Thu, 26 Jan 2023 | BUSINESS NEWS
New analysis from PwC has revealed that UK M&A activity declined 16 per cent last year compared to the extremely high levels of dealmaking seen during 2021 in the wake of the COVID-19 pandemic. PwC’s Global M&A Trends report showed 4,232 UK M&A deals last year, compared to 5,033 during 2021, and roughly in line with a 17 per cent decline in global deal volume.
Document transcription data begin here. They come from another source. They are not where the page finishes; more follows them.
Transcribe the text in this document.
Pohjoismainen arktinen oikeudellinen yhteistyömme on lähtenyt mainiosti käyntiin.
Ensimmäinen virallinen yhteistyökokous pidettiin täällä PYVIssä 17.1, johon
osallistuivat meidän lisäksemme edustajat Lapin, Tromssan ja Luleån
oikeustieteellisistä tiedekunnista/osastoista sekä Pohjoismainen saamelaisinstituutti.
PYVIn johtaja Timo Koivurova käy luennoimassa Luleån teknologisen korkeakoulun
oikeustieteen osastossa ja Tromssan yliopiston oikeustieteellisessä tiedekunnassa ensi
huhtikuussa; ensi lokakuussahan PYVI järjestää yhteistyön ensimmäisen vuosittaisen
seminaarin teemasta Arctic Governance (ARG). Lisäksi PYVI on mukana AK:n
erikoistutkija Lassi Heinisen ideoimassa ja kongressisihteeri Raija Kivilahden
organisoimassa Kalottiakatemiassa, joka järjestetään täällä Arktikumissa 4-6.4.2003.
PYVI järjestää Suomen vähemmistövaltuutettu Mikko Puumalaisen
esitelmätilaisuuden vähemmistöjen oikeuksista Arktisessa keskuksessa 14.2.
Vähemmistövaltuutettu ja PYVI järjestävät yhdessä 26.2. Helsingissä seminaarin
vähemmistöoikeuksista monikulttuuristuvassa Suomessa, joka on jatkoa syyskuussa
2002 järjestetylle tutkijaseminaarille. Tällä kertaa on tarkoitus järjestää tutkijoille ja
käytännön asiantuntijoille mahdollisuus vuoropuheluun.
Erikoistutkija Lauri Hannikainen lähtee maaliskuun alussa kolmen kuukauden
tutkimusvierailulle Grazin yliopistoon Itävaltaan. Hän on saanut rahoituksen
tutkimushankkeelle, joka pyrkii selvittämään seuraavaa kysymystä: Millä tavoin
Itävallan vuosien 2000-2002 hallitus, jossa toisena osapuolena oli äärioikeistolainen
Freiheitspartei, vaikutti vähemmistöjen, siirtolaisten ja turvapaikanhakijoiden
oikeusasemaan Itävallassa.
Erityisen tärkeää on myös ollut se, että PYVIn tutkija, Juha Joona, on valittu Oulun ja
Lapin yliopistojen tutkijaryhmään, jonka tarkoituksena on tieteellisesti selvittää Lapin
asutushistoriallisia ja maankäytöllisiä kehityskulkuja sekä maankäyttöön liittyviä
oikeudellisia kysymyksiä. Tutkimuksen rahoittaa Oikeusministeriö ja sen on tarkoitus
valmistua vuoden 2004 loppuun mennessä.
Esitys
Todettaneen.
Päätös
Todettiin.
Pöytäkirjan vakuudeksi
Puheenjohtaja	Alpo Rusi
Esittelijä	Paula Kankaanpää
The sharpest drop-off, however, was in deal value, which declined from a record £332.1 billion in 2021 to £144.9 billion last year, a fall of 56 per cent. The report also showed that deal volume and deal value both declined during 2022. In H1 2022, UK deal volume stood at 2,394 completed deals, a figure that fell to 1,838 during the second half of the year. Deal value, meanwhile, fell from £93.5 billion during the first half of the year, to just £51.4 billion during H2.
PwC UK’s Head of Deals, Lucy Stapleton, commented: “UK M&A activity in 2022 saw contrasting performance across the two halves of the year. In the first six months we saw some of the buoyancy of the second half of 2021 spill over, but as the year developed we saw the political situation exacerbate the volatility in the macroeconomic environment that led to surging inflation, rising interest rates and overall, lots of uncertainty in the market. That led to a rise in the cost of debt, a growing gap in valuations and in the second half in particular we saw the big ticket transactions calm down while the mid market held up.”
PwC, however, also highlighted relatively strong optimism for M&A plans among UK CEOs at the start of 2023, with 63 per cent of respondents to the firm’s latest CEO Survey saying they do not plan to delay their dealmaking activity this year. Lucy Stapleton said that PwC was seeing that "companies are still very much on the lookout for opportunities to transact to transform their business.”
Regarding the outlook for the year ahead, Stapleton added: “While cash rich corporates may still be able to move forward with deals, market volatility and uncertainty, coupled with some well-trailed failed syndications, mean that the debt markets remain extremely difficult for acquisition financing. Until this reverses, there is little incentive for anyone to be first to test the market.”
“Private equity is still sitting on a lot of dry powder. The mix of increased certainty and valuation recalibration, coupled with signs that inflation may have peaked and that interest rates could start to stabilise or rise in much smaller increments, mean this could be the catalyst for greater certainty in the deals market and for the big ticket activity in the UK to kickstart.”
PwC’s analysis showed that the busiest sector for UK M&A last year was industrial, manufacturing and automotive (IM&A), which accounted for around a quarter of the year’s total deal volume. The highest deal value, meanwhile, was in the Financial Services industry which accounted for £36 billion worth of deals, nearly a quarter of the UK’s total deal value last year, followed by IM&A (£29 billion) and Technology, Media and Telecommunications (£28 billion).
PwC UK’s Deals Industries and International Leader, Tim Allen, commented: “There is still an appetite in the market for deals in financial services, energy transition and where technology is involved, as companies are keen to increase their digital capabilities.”
“However, in the current climate companies will need to be more agile and have various M&A strategies and deploy different structures to navigate the current market conditions and be ready to capitalise when the market becomes more favourable, which we expect to see as the year progresses.”